Old-School Alternative Data
In 1958, Philip Fisher published the widely acclaimed book Common Stocks and Uncommon Profits. In this book, he advocated use of the "scuttlebutt" technique as a way to find and keep strong growth companies in your portfolio.
In case you aren't the seafaring type... "scuttlebutt" is a sailing term for a particular place on the ship where deckhands would exchange a lot of gossip. It's like the water cooler, but for deckhands.
As you might have guessed, the scuttlebutt method is a system whereby the investor asks a specific set of questions to different people involved with the company under consideration. These people can include employees, managers, executives, owners, suppliers, vendors, competitors, and outside researchers. Certain questions from the set of 15 Fisher lays out are more or less applicable to each type of person.
I'm not here to summarize the book. I'm here to draw a parallel.
The answers sought through the scuttlebutt method are an old-school form of alternative data.
What is Alternative Data?
I define alternative data as non-obvious leading indicators of financial performance. Typical modern examples include social media data, satellite imagery, and foot-traffic data.
I don't like how the industry often suggests that alternative data must be big and automated. I think it is much more important that alternative data is non-obvious and rare. Information asymmetry drives alpha, right?
Alternative Data and the Scuttlebutt Method
I posit that 7 of the 15 scuttlebutt questions seek alternative data as their answers. As such, it is possible to use modern alternative data methods to, at least partially, answer them. We will list the questions and some potential methods to collect data about them. They fall in three groups.
Organizational Growth Drivers
These questions relate to effectiveness of critical teams in the organization, namely R&D and sales.
Question 3 How effective are the company’s research and development efforts in relation to its size?
To answer this question, the investor could compare the quantity of patents gained or academic papers published to the size of the R&D team, the size of the company, the company's revenue, and the overall headcount.

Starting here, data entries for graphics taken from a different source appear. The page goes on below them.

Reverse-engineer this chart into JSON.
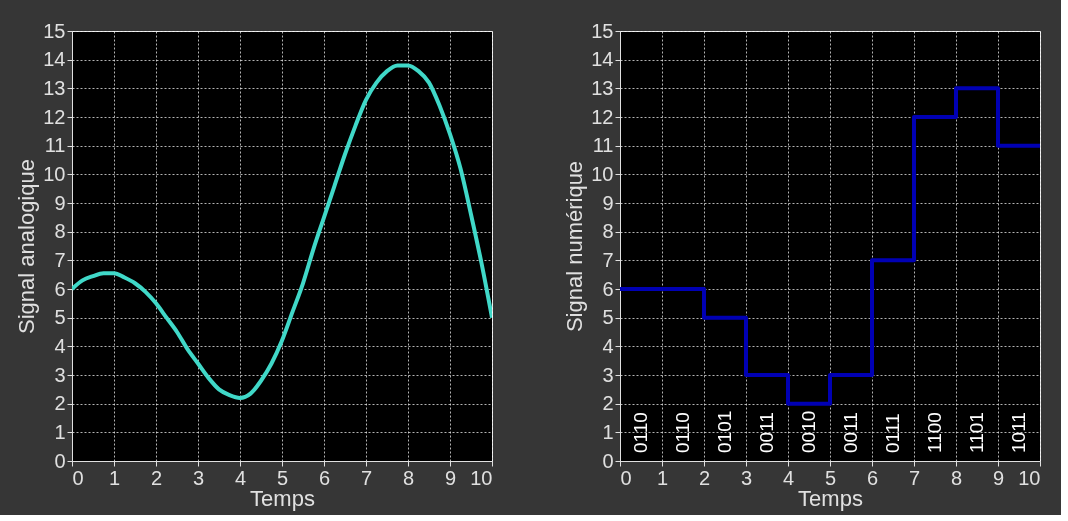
{
  "chart_data": [
    {
      "type": "line",
      "xlabel": "Temps",
      "ylabel": "Signal analogique",
      "xlim": [
        0,
        10
      ],
      "ylim": [
        0,
        15
      ],
      "xticks": [
        0,
        1,
        2,
        3,
        4,
        5,
        6,
        7,
        8,
        9,
        10
      ],
      "yticks": [
        0,
        1,
        2,
        3,
        4,
        5,
        6,
        7,
        8,
        9,
        10,
        11,
        12,
        13,
        14,
        15
      ],
      "grid": true,
      "series": [
        {
          "color": "#40d8c8",
          "x": [
            0,
            0.25,
            0.5,
            0.75,
            1,
            1.25,
            1.5,
            1.75,
            2,
            2.25,
            2.5,
            2.75,
            3,
            3.25,
            3.5,
            3.75,
            4,
            4.25,
            4.5,
            4.75,
            5,
            5.25,
            5.5,
            5.75,
            6,
            6.25,
            6.5,
            6.75,
            7,
            7.25,
            7.5,
            7.75,
            8,
            8.25,
            8.5,
            8.75,
            9,
            9.25,
            9.5,
            9.75,
            10
          ],
          "values": [
            6.0,
            6.3,
            6.45,
            6.55,
            6.55,
            6.4,
            6.2,
            5.9,
            5.5,
            5.0,
            4.5,
            3.9,
            3.4,
            2.9,
            2.5,
            2.3,
            2.2,
            2.35,
            2.8,
            3.4,
            4.2,
            5.2,
            6.2,
            7.4,
            8.5,
            9.6,
            10.7,
            11.7,
            12.6,
            13.2,
            13.6,
            13.8,
            13.8,
            13.6,
            13.2,
            12.4,
            11.4,
            10.2,
            8.6,
            6.9,
            5.0
          ]
        }
      ]
    },
    {
      "type": "step",
      "xlabel": "Temps",
      "ylabel": "Signal numérique",
      "xlim": [
        0,
        10
      ],
      "ylim": [
        0,
        15
      ],
      "xticks": [
        0,
        1,
        2,
        3,
        4,
        5,
        6,
        7,
        8,
        9,
        10
      ],
      "yticks": [
        0,
        1,
        2,
        3,
        4,
        5,
        6,
        7,
        8,
        9,
        10,
        11,
        12,
        13,
        14,
        15
      ],
      "grid": true,
      "series": [
        {
          "color": "#0000b4",
          "x": [
            0,
            1,
            2,
            3,
            4,
            5,
            6,
            7,
            8,
            9,
            10
          ],
          "values": [
            6,
            6,
            5,
            3,
            2,
            3,
            7,
            12,
            13,
            11,
            11
          ]
        }
      ],
      "annotations": [
        "0110",
        "0110",
        "0101",
        "0011",
        "0010",
        "0011",
        "0111",
        "1100",
        "1101",
        "1011"
      ]
    }
  ]
}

Question 4 Does the company have an above-average sales organization?
To answer this question, the investor could collect social media data on the salespeople associated with the company to attempt to estimate their effectiveness. On the other hand, the investor could collect conference attendance rosters and measure the impact of presentations and marketing materials published by the companies.
How to measure sales effectiveness is a very opinionated topic, but, based on your inclination, some viable alternative data method ought to exist.
These questions pertain to all of the interpersonal relationships that exist inside and outside the company.
Question 7 Does the company have outstanding labor and personnel relations?
Collect data to attempt to estimate employee satisfaction, wages, and turnover. Numerous employment data sources exist for this.
Question 8 Does the company have outstanding executive relations?
Fisher believes it is important to know where executives come from and how they reached their positions. Investors can collect data about employment history of key executives. Fisher believes that a good proportion of executives should come from within the company and have a long history with the company.
Question 9 Does the company have depth to its management?
Fisher would believe there is a lot to glean from employee hierarchy charts. An accurately designed employee hierarchy chart would give the investor an idea of whether or not key executives have the power to make and execute effective change. Fisher would argue that a brilliant executive hamstrung by too much bureaucracy is bad news for innovation. An ideal hierarchy chart would display clearly who is in charge of which functional areas, and allow each person the appropriate latitude the innovate.
Transparency and Integrity
Fisher believes transparent and honest companies outperform. These questions aim to differentiate along that axis.
Questions 14 and 15 Does the management talk freely to investors about its affairs when things are going well but “clam up” when troubles or disappointments occur? Does the company have a management of unquestionable integrity?
Can transparency and integrity be evaluated with alternative data? Natural language processing fanatics would be quick to argue that running NLP against earnings calls for signs of earnestness and caution would do the trick, but I'm not so sure. The business world has seen a great number of executives with wildly different personalities achieve great returns for their stakeholders.
Nonetheless, I think I've made my point.
Fisher had a philosophy about what drives long-term growth in businesses, and his philosophy has since been applied successfully by multiple generations of investors.
It is amazing that, even today, people invest without knowing much of the information Fisher considered critically important. As the industry continues to push forward with highly quantitative methods and troves of alternative data, it is important to remember that investors have been seeking the same fundamental clues for decades. It is even more important to remember that, before computers and the internet, there were reliable ways to get that information.